GitHub Contributor Analytics

A modern analytics pipeline for tracking and analyzing GitHub contributions across repositories. The system processes contributor data, generates AI-powered summaries, and maintains a leaderboard of developer activity.

Prerequisites

Bun (recommended) or Node.js 18+
GitHub Personal Access Token with repo scope
OpenRouter API Key (optional, for AI summaries)
uv (optional, for syncing from production DB)

Features

Tracks pull requests, issues, reviews, and comments
Calculates contributor scores based on activity and impact
Generates AI-powered summaries of contributions
Exports daily summaries to JSON files
Maintains contributor expertise levels and focus areas
Interactive contributor profile pages
Activity visualizations and metrics
Daily, weekly, and monthly reports
Smart contributor scoring system

Wallet Linking (Optional Feature)

Contributors can optionally link their Ethereum and Solana wallet addresses to their GitHub profiles. When configured, users can authenticate via GitHub OAuth and store wallet addresses in their profile README.

Setup: See auth-worker/README.md for Cloudflare Worker deployment and OAuth configuration.

Required secrets (if enabling):

NEXT_PUBLIC_GITHUB_CLIENT_ID - GitHub OAuth App Client ID
NEXT_PUBLIC_AUTH_WORKER_URL - Deployed Cloudflare Worker URL

Note: The leaderboard works perfectly fine without this feature.
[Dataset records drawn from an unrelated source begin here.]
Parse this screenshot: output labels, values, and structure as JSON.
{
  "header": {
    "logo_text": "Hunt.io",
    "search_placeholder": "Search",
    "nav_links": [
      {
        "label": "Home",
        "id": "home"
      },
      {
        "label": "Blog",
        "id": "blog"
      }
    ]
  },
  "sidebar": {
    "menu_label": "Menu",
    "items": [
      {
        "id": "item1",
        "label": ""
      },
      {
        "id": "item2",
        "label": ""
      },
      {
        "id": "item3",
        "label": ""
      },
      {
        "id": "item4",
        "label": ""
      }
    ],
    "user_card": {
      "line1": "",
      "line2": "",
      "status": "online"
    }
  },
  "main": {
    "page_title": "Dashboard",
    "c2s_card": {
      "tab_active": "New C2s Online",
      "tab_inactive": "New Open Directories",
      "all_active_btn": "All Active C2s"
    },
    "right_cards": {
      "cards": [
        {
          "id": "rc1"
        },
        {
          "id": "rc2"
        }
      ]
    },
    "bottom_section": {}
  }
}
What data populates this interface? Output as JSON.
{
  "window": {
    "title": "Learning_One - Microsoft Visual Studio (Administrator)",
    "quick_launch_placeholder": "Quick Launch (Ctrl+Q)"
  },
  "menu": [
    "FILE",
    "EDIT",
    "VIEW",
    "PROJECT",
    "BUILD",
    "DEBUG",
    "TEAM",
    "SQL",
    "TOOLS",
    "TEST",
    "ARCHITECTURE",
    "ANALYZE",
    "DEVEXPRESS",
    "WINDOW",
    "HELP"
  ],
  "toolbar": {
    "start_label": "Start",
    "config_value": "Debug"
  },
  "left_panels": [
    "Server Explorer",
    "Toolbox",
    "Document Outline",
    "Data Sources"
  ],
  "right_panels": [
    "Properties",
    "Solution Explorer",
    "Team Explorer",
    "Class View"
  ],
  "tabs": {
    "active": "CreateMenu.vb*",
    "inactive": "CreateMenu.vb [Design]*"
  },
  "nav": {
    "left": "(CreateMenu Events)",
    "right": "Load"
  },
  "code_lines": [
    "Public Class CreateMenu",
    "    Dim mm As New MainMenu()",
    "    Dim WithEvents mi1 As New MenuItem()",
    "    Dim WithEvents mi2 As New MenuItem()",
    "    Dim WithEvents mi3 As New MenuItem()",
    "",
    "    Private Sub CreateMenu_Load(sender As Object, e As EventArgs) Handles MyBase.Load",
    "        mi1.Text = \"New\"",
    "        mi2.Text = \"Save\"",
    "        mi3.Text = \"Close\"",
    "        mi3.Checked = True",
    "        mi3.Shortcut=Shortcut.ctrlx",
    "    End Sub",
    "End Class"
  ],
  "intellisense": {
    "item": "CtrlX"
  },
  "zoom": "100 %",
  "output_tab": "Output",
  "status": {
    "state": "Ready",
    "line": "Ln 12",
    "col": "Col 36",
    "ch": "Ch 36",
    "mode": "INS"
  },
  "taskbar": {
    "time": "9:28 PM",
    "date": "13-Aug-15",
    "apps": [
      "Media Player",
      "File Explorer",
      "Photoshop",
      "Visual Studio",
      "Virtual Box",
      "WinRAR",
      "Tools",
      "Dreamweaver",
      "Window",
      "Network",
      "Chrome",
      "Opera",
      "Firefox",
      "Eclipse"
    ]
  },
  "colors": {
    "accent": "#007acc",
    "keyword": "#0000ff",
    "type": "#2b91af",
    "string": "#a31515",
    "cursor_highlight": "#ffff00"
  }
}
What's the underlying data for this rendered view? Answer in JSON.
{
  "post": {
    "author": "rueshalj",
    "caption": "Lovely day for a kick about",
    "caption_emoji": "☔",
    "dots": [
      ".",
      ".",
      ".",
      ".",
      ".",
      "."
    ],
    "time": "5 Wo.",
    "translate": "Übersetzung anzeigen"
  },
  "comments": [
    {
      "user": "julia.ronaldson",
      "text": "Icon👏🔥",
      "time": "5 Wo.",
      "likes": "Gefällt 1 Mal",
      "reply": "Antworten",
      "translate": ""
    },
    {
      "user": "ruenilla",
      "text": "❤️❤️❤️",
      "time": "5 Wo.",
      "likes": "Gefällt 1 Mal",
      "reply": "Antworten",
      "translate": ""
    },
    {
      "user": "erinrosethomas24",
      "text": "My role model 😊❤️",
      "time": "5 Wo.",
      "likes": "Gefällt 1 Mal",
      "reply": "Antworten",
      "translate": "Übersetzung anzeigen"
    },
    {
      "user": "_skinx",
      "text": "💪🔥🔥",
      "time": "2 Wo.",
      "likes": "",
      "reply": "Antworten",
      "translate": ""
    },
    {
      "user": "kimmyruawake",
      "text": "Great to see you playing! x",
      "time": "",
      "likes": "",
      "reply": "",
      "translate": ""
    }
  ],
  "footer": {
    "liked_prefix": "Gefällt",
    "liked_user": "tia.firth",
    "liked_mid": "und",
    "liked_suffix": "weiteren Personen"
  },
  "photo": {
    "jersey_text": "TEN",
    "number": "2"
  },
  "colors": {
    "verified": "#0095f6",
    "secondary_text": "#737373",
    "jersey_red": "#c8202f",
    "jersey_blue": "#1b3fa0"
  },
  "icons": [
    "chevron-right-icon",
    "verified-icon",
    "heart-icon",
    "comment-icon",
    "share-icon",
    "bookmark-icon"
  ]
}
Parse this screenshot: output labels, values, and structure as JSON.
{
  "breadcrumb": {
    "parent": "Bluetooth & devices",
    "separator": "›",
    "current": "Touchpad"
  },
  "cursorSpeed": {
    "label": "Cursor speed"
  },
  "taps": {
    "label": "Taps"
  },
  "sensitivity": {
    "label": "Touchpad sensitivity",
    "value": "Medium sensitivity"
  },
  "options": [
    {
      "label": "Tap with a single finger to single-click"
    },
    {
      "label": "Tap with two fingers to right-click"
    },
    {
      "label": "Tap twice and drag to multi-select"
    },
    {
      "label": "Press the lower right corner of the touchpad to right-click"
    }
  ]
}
It's purely additive.

Setup

Install dependencies:

bun install

Set up environment variables in .env using .env.example for reference:

# Required for Github Ingest
GITHUB_TOKEN=your_github_personal_access_token_here
# Required for AI summaries
OPENROUTER_API_KEY=your_api_key_here
# configure local environment to use cheaper models
LARGE_MODEL=openai/gpt-4o-mini

# Optional site info (auto-detected in CI if not set)
SITE_URL=https://your-deployment-url.com
SITE_NAME="Contributor Leaderboard"

# Optional: For wallet linking feature
NEXT_PUBLIC_GITHUB_CLIENT_ID=
NEXT_PUBLIC_AUTH_WORKER_URL=

Then load the environment variables:

source .envrc
# Or if using direnv: direnv allow

Configure repositories to track in config/pipeline.config.ts. See the config file for the full schema and options.
Initialize Database

You can either initialize an empty database or sync the latest data from production:

Option A - Initialize Empty Database:

# Apply migrations
bun run db:migrate

Option B - Sync Production Data:

If you want to download all historical data from the production data branch instead of having to reingest / generate it on your own, you can use the data:sync command, which depends on uv.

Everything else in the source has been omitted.